Depois de horas, ela estava ali, no interior de Goiânia, na sua casa.
Mais precisamente na sala. Ah...Aquela sala. Muitas memórias ressurgiram ali
com ela no caixão. Parecendo mais uma Bela Adormecida.
Aquela sala se transformou. Coisas que já mais tinha visto e estavam ali
sempre, saltaram aos meus olhos. Na parede na minha frente e atrás do caixão,
estava a foto mais linda dela. A única que deixara tirar depois de ter
engordado alguns quilos. E no meio do velório dei um tímido e distante sorriso.
Era preciso reagir. E rápido. O senhor já ia fechar o caixão. A coragem
surgiu em meus pés e me fez ir mais perto do caixão. A coragem surgiu em minha
mão e tirei minha mãe dali, que era a sua irmã. No ultimo momento, toquei seu
rosto maquiado. Estava diferente. Como? Isso não sei. Talvez o formol? Talvez o
modo como eu a via agora? Não sei.
Olhei para a janela. O sol já vinha. E quando ele bateu na janela da
sala, iluminando aquele lugar insalubre, ela se foi. Abraçada com minhas duas
mães, uma lagrima caiu. Já era o bastante.
Saímos como em peregrinação em direção ao cemitério. Cidade pequena,
todos conhecem a todos. O calor do sol tomou conta de todos. As lagrimas
evaporavam rapidamente. O suor brotava das mãos entrelaçadas. Do corpo brotava
o cansaço, desanimo. Os passos eram mais lentos, como se o tempo fosse ficar
mais lento, e mais lento e mais lento. Até parar.

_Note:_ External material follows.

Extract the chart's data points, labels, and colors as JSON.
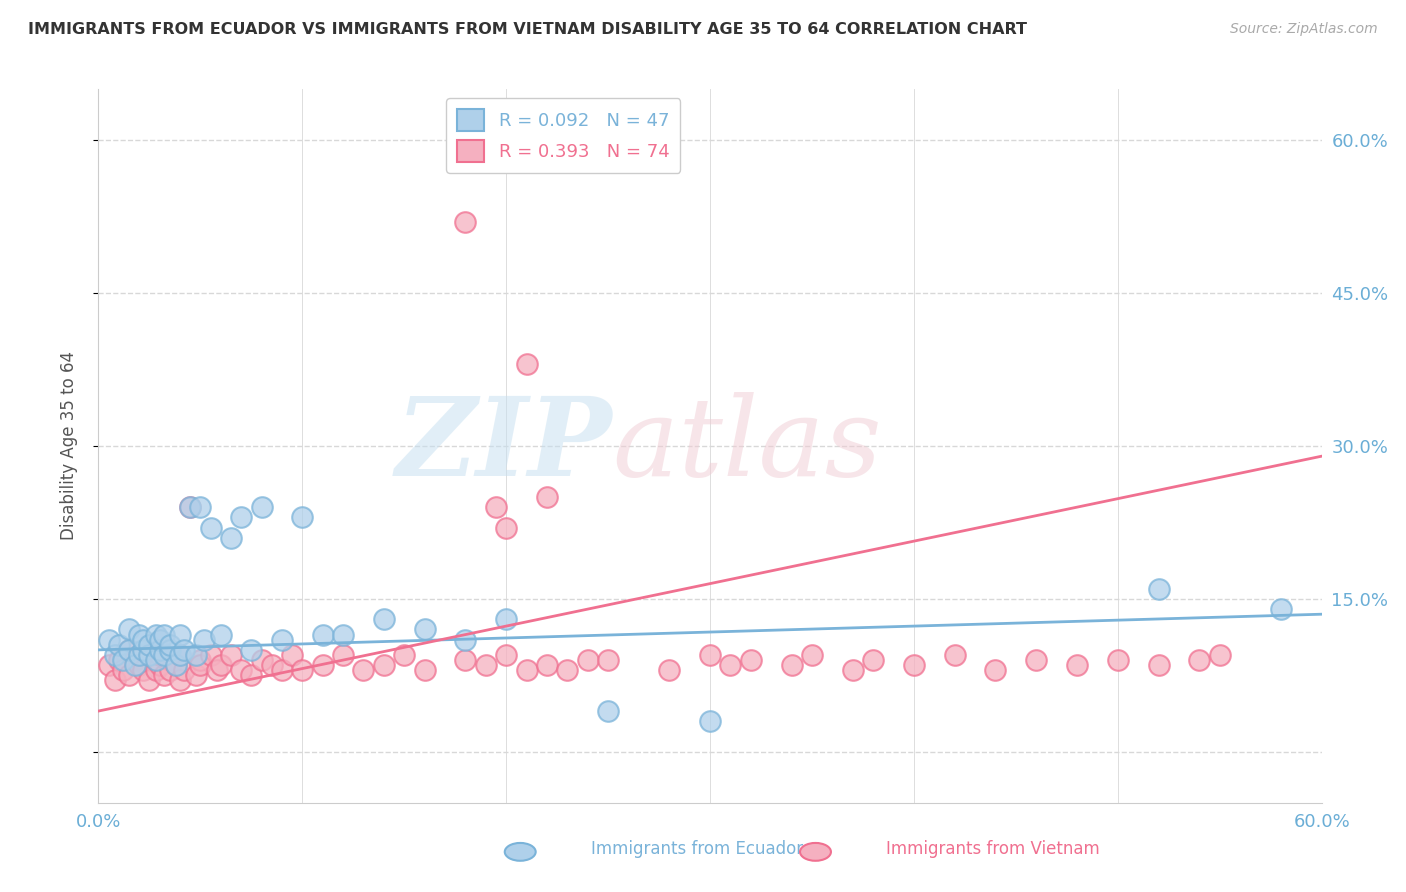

Chegado no cemitério a vala estava ali, aberta ao próximo corpo. E o
próximo foi o meu mais próximo. Ela não pôde ficar.
-Acorda filha. Filha?!
-Han?! Mãe?
-Você já está atrasada pra
aula.
Às treze horas fui ao Hospital de Olhos. E tudo parecia começar de novo.
Mas agora com uma pequena diferença. Era real.